Our philosophy and methodology of teaching integrated adaptive leadership development is predicated on a belief that who the leader is, is as important as what the leader does; that character counts; that leaders must possess a set of core values and beliefs that guide their perspectives and decisions in a fair and ethical manner; and that leadership is an integrated endeavor in which the whole leader matters. Absent these, the ability to lead is impaired. The integrated adaptive leader creates trust - the glue that holds everything together. Without this, relationships are tenuous and the coin of the realm is self-interest.
I believe this; I teach it; I try to live it. Our views evolved from an historical approach to understanding the external context in which leadership occurs, and valid and current psychological research and human development on what health looks like in an individual, an organization, and a community. It is a canon of positivism and idealism that views the common good as a counter balance to self-absorption or dependency on monetary profit as the sole standard of success. So ethical and moral consideration is important. It is not an approach that demands perfection but knows that self-awareness is an essential quality of an integrated adaptive leader.
But there are leaders in powerful positions everywhere who have none of these qualities or attributes! How and why do they retain their influence?
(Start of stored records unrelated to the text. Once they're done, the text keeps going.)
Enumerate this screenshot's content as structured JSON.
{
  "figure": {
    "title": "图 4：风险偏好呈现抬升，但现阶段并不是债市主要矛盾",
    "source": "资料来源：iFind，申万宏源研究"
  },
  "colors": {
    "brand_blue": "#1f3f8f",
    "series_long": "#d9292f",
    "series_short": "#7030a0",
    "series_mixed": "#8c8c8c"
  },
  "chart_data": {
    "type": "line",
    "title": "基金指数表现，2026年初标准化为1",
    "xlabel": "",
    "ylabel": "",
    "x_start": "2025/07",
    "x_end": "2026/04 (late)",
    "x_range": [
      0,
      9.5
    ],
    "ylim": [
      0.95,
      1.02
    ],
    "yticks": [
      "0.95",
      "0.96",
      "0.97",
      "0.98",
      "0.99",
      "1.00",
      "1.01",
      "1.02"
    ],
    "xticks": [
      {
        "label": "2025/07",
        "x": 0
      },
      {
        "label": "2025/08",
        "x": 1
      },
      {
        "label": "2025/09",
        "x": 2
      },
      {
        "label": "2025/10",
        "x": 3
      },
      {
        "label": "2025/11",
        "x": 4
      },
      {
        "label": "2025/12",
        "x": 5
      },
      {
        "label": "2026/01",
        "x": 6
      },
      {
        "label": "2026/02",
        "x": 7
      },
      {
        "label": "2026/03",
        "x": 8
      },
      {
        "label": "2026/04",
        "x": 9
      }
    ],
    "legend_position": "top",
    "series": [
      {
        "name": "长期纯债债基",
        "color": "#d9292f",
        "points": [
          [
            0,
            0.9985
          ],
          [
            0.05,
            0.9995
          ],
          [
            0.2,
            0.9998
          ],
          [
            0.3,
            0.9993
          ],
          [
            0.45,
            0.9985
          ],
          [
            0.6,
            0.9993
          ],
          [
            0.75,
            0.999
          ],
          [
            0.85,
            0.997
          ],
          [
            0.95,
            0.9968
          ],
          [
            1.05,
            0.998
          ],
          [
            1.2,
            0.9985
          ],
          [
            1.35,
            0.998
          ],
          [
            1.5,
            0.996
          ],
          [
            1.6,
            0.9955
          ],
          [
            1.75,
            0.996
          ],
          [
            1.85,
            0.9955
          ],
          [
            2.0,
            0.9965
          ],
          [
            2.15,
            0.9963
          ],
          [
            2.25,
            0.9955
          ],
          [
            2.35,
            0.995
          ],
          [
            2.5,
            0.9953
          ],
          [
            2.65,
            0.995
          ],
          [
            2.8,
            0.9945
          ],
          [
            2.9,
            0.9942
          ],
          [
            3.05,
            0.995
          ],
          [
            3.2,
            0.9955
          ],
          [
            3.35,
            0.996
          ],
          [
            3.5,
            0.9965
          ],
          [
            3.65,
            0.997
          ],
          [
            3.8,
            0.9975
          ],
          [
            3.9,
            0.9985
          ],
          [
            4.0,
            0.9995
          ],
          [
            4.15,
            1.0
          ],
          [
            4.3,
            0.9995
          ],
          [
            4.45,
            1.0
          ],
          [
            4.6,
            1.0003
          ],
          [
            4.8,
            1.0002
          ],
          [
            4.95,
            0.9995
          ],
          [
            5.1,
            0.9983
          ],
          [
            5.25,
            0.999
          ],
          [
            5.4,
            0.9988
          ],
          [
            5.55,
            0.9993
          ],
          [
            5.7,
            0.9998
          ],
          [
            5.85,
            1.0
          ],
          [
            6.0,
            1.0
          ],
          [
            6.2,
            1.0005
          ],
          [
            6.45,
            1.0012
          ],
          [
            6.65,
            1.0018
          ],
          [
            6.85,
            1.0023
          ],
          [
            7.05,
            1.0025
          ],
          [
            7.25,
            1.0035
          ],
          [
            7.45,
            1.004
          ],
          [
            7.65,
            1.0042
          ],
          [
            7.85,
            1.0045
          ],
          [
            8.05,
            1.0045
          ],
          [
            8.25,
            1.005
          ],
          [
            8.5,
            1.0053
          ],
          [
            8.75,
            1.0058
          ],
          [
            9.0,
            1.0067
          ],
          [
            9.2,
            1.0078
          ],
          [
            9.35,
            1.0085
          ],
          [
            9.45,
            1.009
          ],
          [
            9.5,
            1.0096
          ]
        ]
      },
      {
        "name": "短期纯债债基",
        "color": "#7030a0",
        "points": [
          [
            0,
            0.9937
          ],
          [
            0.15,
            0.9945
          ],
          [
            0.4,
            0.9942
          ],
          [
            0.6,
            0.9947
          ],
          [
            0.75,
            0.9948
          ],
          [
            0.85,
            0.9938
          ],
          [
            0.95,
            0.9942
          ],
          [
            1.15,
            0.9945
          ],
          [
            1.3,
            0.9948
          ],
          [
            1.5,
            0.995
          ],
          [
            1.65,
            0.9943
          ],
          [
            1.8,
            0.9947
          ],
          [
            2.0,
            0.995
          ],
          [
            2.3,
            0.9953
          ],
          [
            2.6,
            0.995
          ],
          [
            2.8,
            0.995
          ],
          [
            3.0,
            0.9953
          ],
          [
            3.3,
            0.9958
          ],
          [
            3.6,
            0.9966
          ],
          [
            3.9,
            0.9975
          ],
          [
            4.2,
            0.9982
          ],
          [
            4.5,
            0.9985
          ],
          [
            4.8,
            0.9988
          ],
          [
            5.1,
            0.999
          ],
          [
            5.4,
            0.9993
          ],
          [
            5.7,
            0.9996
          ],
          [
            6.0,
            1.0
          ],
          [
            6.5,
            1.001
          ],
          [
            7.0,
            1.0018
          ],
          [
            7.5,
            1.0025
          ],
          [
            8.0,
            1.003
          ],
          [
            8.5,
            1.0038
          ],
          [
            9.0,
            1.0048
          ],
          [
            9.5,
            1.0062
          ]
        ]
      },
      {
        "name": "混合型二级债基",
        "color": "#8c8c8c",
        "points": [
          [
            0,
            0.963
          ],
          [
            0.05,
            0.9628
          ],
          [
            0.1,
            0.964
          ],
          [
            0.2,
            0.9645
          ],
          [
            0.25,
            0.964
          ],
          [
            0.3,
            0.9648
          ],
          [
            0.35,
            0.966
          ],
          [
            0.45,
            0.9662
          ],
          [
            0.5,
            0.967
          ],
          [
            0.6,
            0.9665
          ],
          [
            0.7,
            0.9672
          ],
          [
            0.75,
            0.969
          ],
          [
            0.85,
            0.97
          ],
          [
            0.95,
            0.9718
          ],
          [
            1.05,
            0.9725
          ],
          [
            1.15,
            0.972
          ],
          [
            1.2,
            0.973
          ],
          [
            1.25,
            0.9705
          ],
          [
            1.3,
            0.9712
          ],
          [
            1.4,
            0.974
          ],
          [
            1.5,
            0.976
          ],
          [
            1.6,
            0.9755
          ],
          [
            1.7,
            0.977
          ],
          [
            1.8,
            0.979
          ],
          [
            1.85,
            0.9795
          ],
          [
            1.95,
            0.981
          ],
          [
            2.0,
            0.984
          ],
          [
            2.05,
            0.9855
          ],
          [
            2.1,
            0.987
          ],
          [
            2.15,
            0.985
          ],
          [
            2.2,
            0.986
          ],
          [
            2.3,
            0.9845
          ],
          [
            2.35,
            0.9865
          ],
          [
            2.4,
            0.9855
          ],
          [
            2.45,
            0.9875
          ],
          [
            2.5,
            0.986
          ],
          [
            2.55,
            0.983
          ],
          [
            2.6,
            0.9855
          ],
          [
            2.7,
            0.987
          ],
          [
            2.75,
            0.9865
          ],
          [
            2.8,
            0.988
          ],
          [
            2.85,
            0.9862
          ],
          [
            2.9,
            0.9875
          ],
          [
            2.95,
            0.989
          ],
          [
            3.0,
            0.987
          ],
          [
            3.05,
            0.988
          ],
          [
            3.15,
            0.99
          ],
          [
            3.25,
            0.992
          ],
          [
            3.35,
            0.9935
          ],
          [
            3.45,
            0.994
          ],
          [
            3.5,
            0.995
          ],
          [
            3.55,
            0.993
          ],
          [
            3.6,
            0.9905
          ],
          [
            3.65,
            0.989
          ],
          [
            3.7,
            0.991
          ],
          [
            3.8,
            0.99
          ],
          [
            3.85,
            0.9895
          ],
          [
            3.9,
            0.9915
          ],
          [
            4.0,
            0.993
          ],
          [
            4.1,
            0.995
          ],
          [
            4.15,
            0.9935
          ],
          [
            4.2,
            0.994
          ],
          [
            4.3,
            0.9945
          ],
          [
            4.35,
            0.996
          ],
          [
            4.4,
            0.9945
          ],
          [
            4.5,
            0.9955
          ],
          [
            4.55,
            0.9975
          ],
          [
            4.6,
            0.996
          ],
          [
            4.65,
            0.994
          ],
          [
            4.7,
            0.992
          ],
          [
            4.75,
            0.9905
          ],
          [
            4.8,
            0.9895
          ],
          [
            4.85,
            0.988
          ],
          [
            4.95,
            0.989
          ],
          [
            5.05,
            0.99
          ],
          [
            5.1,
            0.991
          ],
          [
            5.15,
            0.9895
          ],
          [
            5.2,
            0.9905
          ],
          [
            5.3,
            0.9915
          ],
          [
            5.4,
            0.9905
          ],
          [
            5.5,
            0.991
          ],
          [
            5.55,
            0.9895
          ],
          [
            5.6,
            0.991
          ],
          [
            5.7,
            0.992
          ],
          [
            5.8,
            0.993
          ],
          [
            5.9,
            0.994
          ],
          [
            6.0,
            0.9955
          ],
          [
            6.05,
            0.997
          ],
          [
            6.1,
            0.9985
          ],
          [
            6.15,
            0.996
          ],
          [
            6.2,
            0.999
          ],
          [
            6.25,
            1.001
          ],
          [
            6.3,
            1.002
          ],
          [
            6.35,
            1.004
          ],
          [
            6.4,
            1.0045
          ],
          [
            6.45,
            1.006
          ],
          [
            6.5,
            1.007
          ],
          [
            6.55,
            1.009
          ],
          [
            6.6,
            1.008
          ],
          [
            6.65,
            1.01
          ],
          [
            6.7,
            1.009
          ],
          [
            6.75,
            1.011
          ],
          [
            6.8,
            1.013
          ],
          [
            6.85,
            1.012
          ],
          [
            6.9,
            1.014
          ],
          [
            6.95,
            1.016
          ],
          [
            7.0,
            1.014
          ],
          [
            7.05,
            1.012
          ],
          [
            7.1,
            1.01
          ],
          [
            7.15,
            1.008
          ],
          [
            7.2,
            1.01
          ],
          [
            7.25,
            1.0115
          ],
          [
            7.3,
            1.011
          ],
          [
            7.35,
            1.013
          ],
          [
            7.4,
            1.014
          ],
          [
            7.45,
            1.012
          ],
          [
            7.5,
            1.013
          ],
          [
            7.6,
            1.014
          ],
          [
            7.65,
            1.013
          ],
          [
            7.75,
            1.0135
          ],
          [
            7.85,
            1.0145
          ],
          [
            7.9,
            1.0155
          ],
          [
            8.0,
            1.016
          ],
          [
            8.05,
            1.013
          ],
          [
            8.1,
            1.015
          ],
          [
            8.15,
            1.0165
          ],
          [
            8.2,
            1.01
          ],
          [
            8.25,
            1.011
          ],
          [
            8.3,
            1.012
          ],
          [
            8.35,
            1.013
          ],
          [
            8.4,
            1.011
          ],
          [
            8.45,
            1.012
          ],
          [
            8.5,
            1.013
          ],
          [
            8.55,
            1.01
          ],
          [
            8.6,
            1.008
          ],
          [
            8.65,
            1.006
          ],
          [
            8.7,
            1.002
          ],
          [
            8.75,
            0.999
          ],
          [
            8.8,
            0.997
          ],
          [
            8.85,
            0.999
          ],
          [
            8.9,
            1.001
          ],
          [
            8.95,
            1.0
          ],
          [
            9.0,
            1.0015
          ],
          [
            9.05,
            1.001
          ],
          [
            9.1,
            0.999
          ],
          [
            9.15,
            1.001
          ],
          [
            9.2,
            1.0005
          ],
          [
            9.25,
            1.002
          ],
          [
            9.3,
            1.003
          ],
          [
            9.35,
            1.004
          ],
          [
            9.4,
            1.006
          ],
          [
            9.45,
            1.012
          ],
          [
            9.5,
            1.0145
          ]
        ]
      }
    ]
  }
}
I have coined the term “maladaptive leader” as a way to begin the conversation about this. If there is one word that can explain this, it is fear. Fear is a major reason for this kind of leadership and there are five fears that promote and sustain maladaptive leadership:
Fear of loss is a survival issue. Most human beings seek a level of economic well-being that can provide them with the basic needs to live. When this is threatened fear increases. Without adequate coping mechanisms the fear can overtake reason and the capacity to see beyond current reality to a better time is diminished.
The belief that the future is in the hands of something or someone over whom they have little or no control feeds a sense of inadequacy to improve the current state of affairs and erodes a sense of efficacy. When there is no clear explanation for how to regain some modicum of control over life, fear grows and the need for immediate relief is heightened. Fear of the unknown becomes the enemy of hope and the future a projection screen for more adversity rather than an opportunity for change.
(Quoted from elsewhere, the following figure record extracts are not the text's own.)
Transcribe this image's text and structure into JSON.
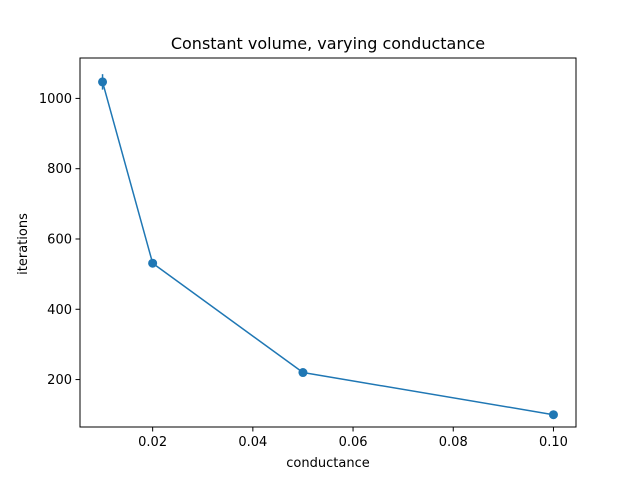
{
  "chart_data": {
    "type": "line",
    "title": "Constant volume, varying conductance",
    "xlabel": "conductance",
    "ylabel": "iterations",
    "xlim": [
      0.0055,
      0.1045
    ],
    "ylim": [
      65,
      1115
    ],
    "grid": false,
    "xticks": [
      0.02,
      0.04,
      0.06,
      0.08,
      0.1
    ],
    "xtick_labels": [
      "0.02",
      "0.04",
      "0.06",
      "0.08",
      "0.10"
    ],
    "yticks": [
      200,
      400,
      600,
      800,
      1000
    ],
    "ytick_labels": [
      "200",
      "400",
      "600",
      "800",
      "1000"
    ],
    "series": [
      {
        "color": "#1f77b4",
        "x": [
          0.01,
          0.02,
          0.05,
          0.1
        ],
        "y": [
          1047,
          531,
          220,
          100
        ],
        "err": [
          22,
          10,
          5,
          3
        ]
      }
    ]
  }
}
If the sense of scarcity increases, fear shrinks the ability to be inclusive, expansive, or empathic to those outside of the inner circle. Tribalism begins to seep into consciousness and anyone who is deemed as different can be scapegoated and excluded. Being different is threatening, and becomes the problem rather than how difference is responded to. Fear of difference isolates and breeds intolerance.
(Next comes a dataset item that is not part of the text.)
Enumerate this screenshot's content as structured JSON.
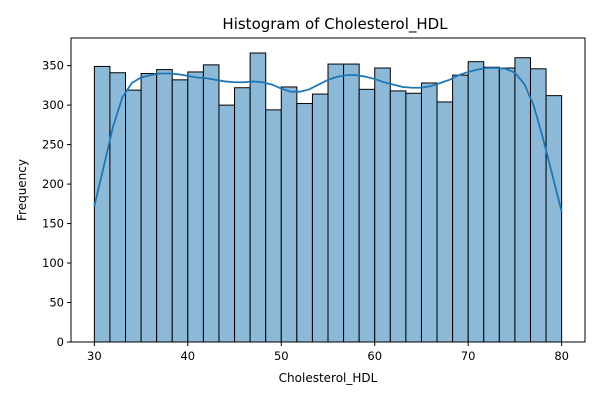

The capacity to learn what moves individuals and systems from survival to thriving mode is lessened even though that is exactly the behavior needed. In significant periods of change more, rather than less, information needs to be obtained; and more rather than fewer options for addressing problems need to be generated and considered. Fear of learning acts as a constrictor in the flow of information, in the exchange of ideas, in the capacity to problem-solve beyond the immediate context.
Many of those we lead are gripped by fears, both real and imagined- their fears are palpable and ever present. Ignoring or appeasing that fear only increases the power of the maladaptive leader. Integrated adaptive leadership can reverse this. We need this kind of leadership, leadership that is an antidote to being led blindly by fear, the kind of leadership that we know to be good and effective, trustworthy and concerned for those most affected by the leader’s authority.